Yang Chu-I, Li Yi-Pei
Department of Chemical Engineering, National Taiwan University, No. 1, Sec. 4, Roosevelt Road, Taipei, 10617, Taiwan.
Taiwan International Graduate Program (TIGP), Academia Sinica, No. 128, Sec. 2, Academia Road, Taipei, 11529, Taiwan.
J Cheminform. 2023 Feb 3;15(1):13. doi: 10.1186/s13321-023-00682-3.
Quantifying uncertainty in machine learning is important in new research areas with scarce high-quality data. In this work, we develop an explainable uncertainty quantification method for deep learning-based molecular property prediction. This method can capture aleatoric and epistemic uncertainties separately and attribute the uncertainties to atoms present in the molecule. The atom-based uncertainty method provides an extra layer of chemical insight to the estimated uncertainties, i.e., one can analyze individual atomic uncertainty values to diagnose the chemical component that introduces uncertainty to the prediction. Our experiments suggest that atomic uncertainty can detect unseen chemical structures and identify chemical species whose data are potentially associated with significant noise. Furthermore, we propose a post-hoc calibration method to refine the uncertainty quantified by ensemble models for better confidence interval estimates. This work improves uncertainty calibration and provides a framework for assessing whether and why a prediction should be considered unreliable.

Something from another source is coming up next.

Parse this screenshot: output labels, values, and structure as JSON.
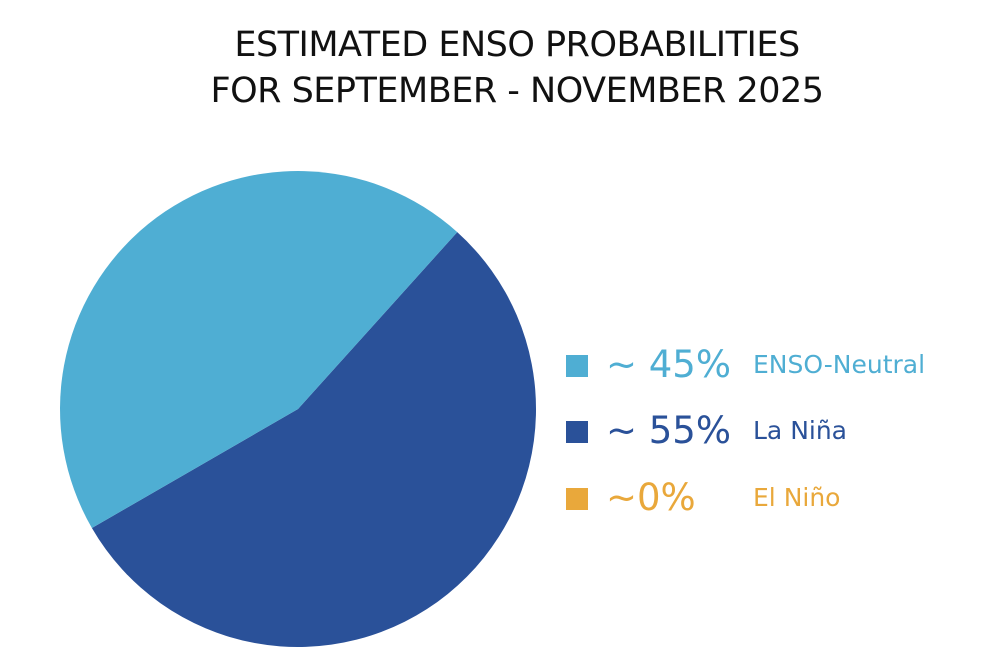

在高质量数据稀缺的新研究领域,量化机器学习中的不确定性很重要。在这项工作中,我们开发了一种用于基于深度学习的分子性质预测的可解释不确定性量化方法。该方法可以分别捕获偶然不确定性和认知不确定性,并将不确定性归因于分子中存在的原子。基于原子的不确定性方法为估计的不确定性提供了额外的化学见解,即人们可以分析单个原子的不确定性值,以诊断给预测带来不确定性的化学成分。我们的实验表明,原子不确定性可以检测到未见的化学结构,并识别其数据可能与显著噪声相关的化学物种。此外,我们提出了一种事后校准方法,以改进由集成模型量化的不确定性,从而获得更好的置信区间估计。这项工作改进了不确定性校准,并提供了一个框架,用于评估预测是否以及为何应被视为不可靠。